Quæque Sareptano palmite missa bibas.—Sidonius, xvii. 15.
Herodotus (ii. 77.) says that Egypt produced no wine, and his testimony is confirmed by Plutarch, who says (De Iside et Osir. 6.) that before the time of Psammetichus no wine was drunk in Egypt nor offered to the gods. The mention of vines in Egypt in the book of Genesis (xl. 10.) shows that the assertion of Herodotus is to be taken with some limitation, but there can be no doubt that it was generally true. The level plains of Egypt are not suited to the cultivation of the vine—apertos Bacchus amat colles—and are besides overflowed precisely at that time when the vintage should ripen and be gathered. What wine therefore is grown in Egypt is beyond the inundations, in Fayoum, or on the border of the lake Mareotis; and perhaps Herodotus only meant to apply his remark to what he calls ἡ σπειρομένη Ἄιγυπτος, i. e. the country which was annually overflowed.
[Page 46].—Marshes around Pelusium.] This was the last town of Egypt on the side of Asia, and from its strength (for which reason it is called by Ezekiel, xxx. 15. Sin, the strength of Egypt) was the key of the whole country. The Greek name, Πηλούσιον, (Strabo, xvii. 802.) the Hebrew סין (Boch. Geogr. Sac. iv. 27.) the Arabic Thineh, and the Coptic Feromi, (Champollion, ii. 86.) all denote the marshy soil in which it stood.
[Page 47].—Order of the caravan.] The principal circumstances mentioned in the text are derived from Pitt’s account of the Mecca Caravan. See Harmer, i. 465.
[Page 49].—Gerrha.] According to the Tabula Peutingerana, distant eight miles from Pelusium. Cellarius Geogr. ii. Africa, p. 26. Josephus who (Bell. Jud. iv. 11.) describes the route of Titus from Pelusium to Gaza, makes his first day’s march to have been as far as the temple of the Casian Jupiter. But the speed of a Roman army and a caravan are very different. Philo, Vit. Mos. p. 627, represents Canaan as two days’ journey from Egypt.
[Page 50].—A round piece of leather.] This is still the common substitute for a table in travelling in these countries. Volney, Voyage en Syrie, ii. 244.
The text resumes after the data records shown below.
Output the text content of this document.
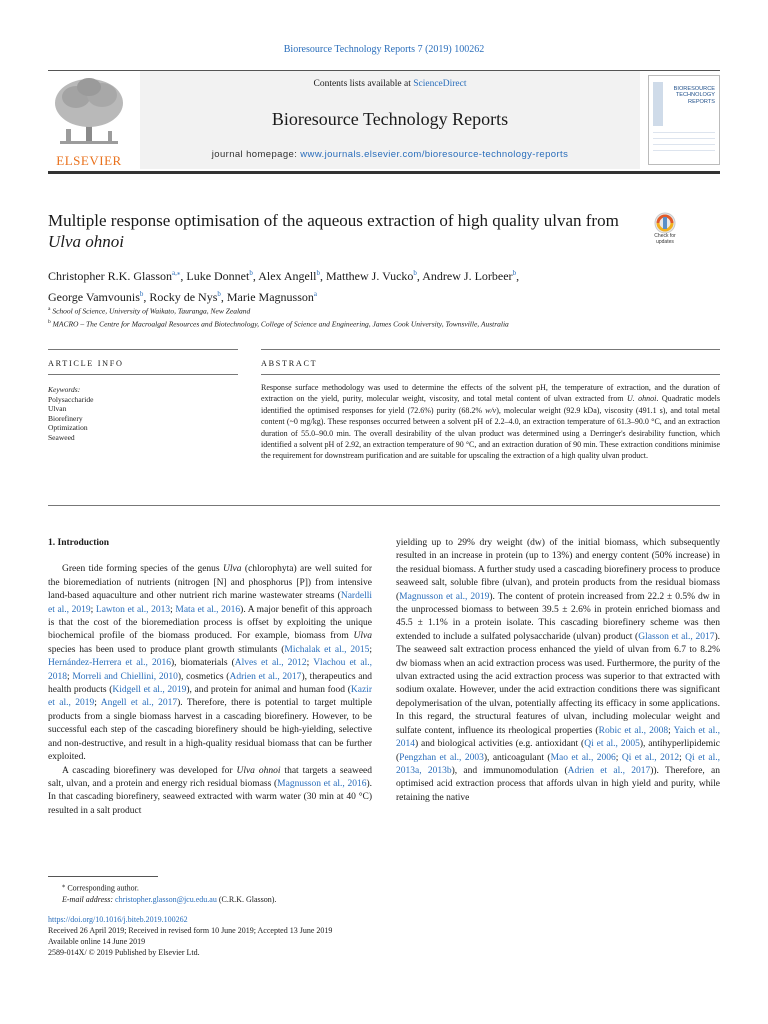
Bioresource Technology Reports 7 (2019) 100262
ELSEVIER
Contents lists available at ScienceDirect
Bioresource Technology Reports
journal homepage: www.journals.elsevier.com/bioresource-technology-reports
BIORESOURCE TECHNOLOGY REPORTS
Multiple response optimisation of the aqueous extraction of high quality ulvan from Ulva ohnoi	Check for updates
Christopher R.K. Glasson$^{a,⁎}$, Luke Donnet$^b$, Alex Angell$^b$, Matthew J. Vucko$^b$, Andrew J. Lorbeer$^b$,
George Vamvounis$^b$, Rocky de Nys$^b$, Marie Magnusson$^a$
$^a$ School of Science, University of Waikato, Tauranga, New Zealand
$^b$ MACRO – The Centre for Macroalgal Resources and Biotechnology, College of Science and Engineering, James Cook University, Townsville, Australia
ARTICLE INFO	ABSTRACT
Keywords:
Polysaccharide
Ulvan
Biorefinery
Optimization
Seaweed
Response surface methodology was used to determine the effects of the solvent pH, the temperature of extraction, and the duration of extraction on the yield, purity, molecular weight, viscosity, and total metal content of ulvan extracted from U. ohnoi. Quadratic models identified the optimised responses for yield (72.6%) purity (68.2% w/v), molecular weight (92.9 kDa), viscosity (491.1 s), and total metal content (~0 mg/kg). These responses occurred between a solvent pH of 2.2–4.0, an extraction temperature of 61.3–90.0 °C, and an extraction duration of 55.0–90.0 min. The overall desirability of the ulvan product was determined using a Derringer's desirability function, which identified a solvent pH of 2.92, an extraction temperature of 90 °C, and an extraction duration of 90 min. These extraction conditions minimise the requirement for downstream purification and are suitable for upscaling the extraction of a high quality ulvan product.
1. Introduction

Green tide forming species of the genus Ulva (chlorophyta) are well suited for the bioremediation of nutrients (nitrogen [N] and phosphorus [P]) from intensive land-based aquaculture and other nutrient rich marine wastewater streams (Nardelli et al., 2019; Lawton et al., 2013; Mata et al., 2016). A major benefit of this approach is that the cost of the bioremediation process is offset by exploiting the unique biochemical profile of the biomass produced. For example, biomass from Ulva species has been used to produce plant growth stimulants (Michalak et al., 2015; Hernández-Herrera et al., 2016), biomaterials (Alves et al., 2012; Vlachou et al., 2018; Morreli and Chiellini, 2010), cosmetics (Adrien et al., 2017), therapeutics and health products (Kidgell et al., 2019), and protein for animal and human food (Kazir et al., 2019; Angell et al., 2017). Therefore, there is potential to target multiple products from a single biomass harvest in a cascading biorefinery. However, to be successful each step of the cascading biorefinery should be high-yielding, selective and non-destructive, and result in a high-quality residual biomass that can be further exploited.

A cascading biorefinery was developed for Ulva ohnoi that targets a seaweed salt, ulvan, and a protein and energy rich residual biomass (Magnusson et al., 2016). In that cascading biorefinery, seaweed extracted with warm water (30 min at 40 °C) resulted in a salt product

yielding up to 29% dry weight (dw) of the initial biomass, which subsequently resulted in an increase in protein (up to 13%) and energy content (50% increase) in the residual biomass. A further study used a cascading biorefinery process to produce seaweed salt, soluble fibre (ulvan), and protein products from the residual biomass (Magnusson et al., 2019). The content of protein increased from 22.2 ± 0.5% dw in the unprocessed biomass to between 39.5 ± 2.6% in protein enriched biomass and 45.5 ± 1.1% in a protein isolate. This cascading biorefinery scheme was then extended to include a sulfated polysaccharide (ulvan) product (Glasson et al., 2017). The seaweed salt extraction process enhanced the yield of ulvan from 6.7 to 8.2% dw biomass when an acid extraction process was used. Furthermore, the purity of the ulvan extracted using the acid extraction process was superior to that extracted with sodium oxalate. However, under the acid extraction conditions there was significant depolymerisation of the ulvan, potentially affecting its efficacy in some applications. In this regard, the structural features of ulvan, including molecular weight and sulfate content, influence its rheological properties (Robic et al., 2008; Yaich et al., 2014) and biological activities (e.g. antioxidant (Qi et al., 2005), antihyperlipidemic (Pengzhan et al., 2003), anticoagulant (Mao et al., 2006; Qi et al., 2012; Qi et al., 2013a, 2013b), and immunomodulation (Adrien et al., 2017)). Therefore, an optimised acid extraction process that affords ulvan in high yield and purity, while retaining the native
⁎ Corresponding author.
E-mail address: christopher.glasson@jcu.edu.au (C.R.K. Glasson).
https://doi.org/10.1016/j.biteb.2019.100262
Received 26 April 2019; Received in revised form 10 June 2019; Accepted 13 June 2019
Available online 14 June 2019
2589-014X/ © 2019 Published by Elsevier Ltd.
[Page 51].—The laws respecting clean and unclean animals are found in Lev. xi. and Deut. xiv. Michaelis, in his Commentaries on the Laws of Moses, § 200 et seq. has shown that the foundation of the distinction was the practice already established by the usage of centuries among the Israelites, and in most points also among the kindred nations in their neighbourhood, of using certain animals for food to the exclusion of others. It has been doubted whether the hare ruminates or not; it was the opinion of ancient naturalists that it did not; Arist. Hist. Anim. iii. 16. ed. Schneid. Blumenbach, Comp. of Nat. Hist. Lepus, inclines to the opinion that both the hare and the rabbit ruminate. The poet Cowper, who had the best opportunities of observing, also pronounces the hare to ruminate; and Dr. Shaw confirms it from dissection of the animal. See Wellbeloved’s Notes on Lev. xi. 6.
[Page 53].—Moriah.] Josephus (Ant. vii. 10.) observes, that the threshing-floor of Araunah, where David determined to build his temple, was the place where Abraham was about to offer Isaac, 2 Chron. iii. 1.
[Page 60].—Use made by the philosophers of the Mosaic history.] See Huet. Dem. Evang. Prop. iv. Many of the statements on which he relies are very questionable; but they show what was the opinion of the Jews, from whom the Christian fathers also derived it.
[Page 67].—The Magi of Persia.] Kleuker, in his edition of the Zend-Avesta, Append. vol. ii. P. i. p. 39, observes, that the name of Abraham is well known to the Ghebers, from their intercourse with the Mahometans, but is unknown to the Parsees, the fire-worshippers of Guzerat. This correction must be applied to the accounts given by Prideaux, Conn. P. i. Book iv. An. 486, and others, (see Calmet’s Dict. Abraham) of the veneration in which Abraham is held by the followers of Zoroaster. There can be no doubt however, that the tradition of his power, wisdom, and virtue, has been handed down from the earliest times, among those nations which Scripture represents to have sprung from him. See D'Herbelot Bibl. Orient. i. 65.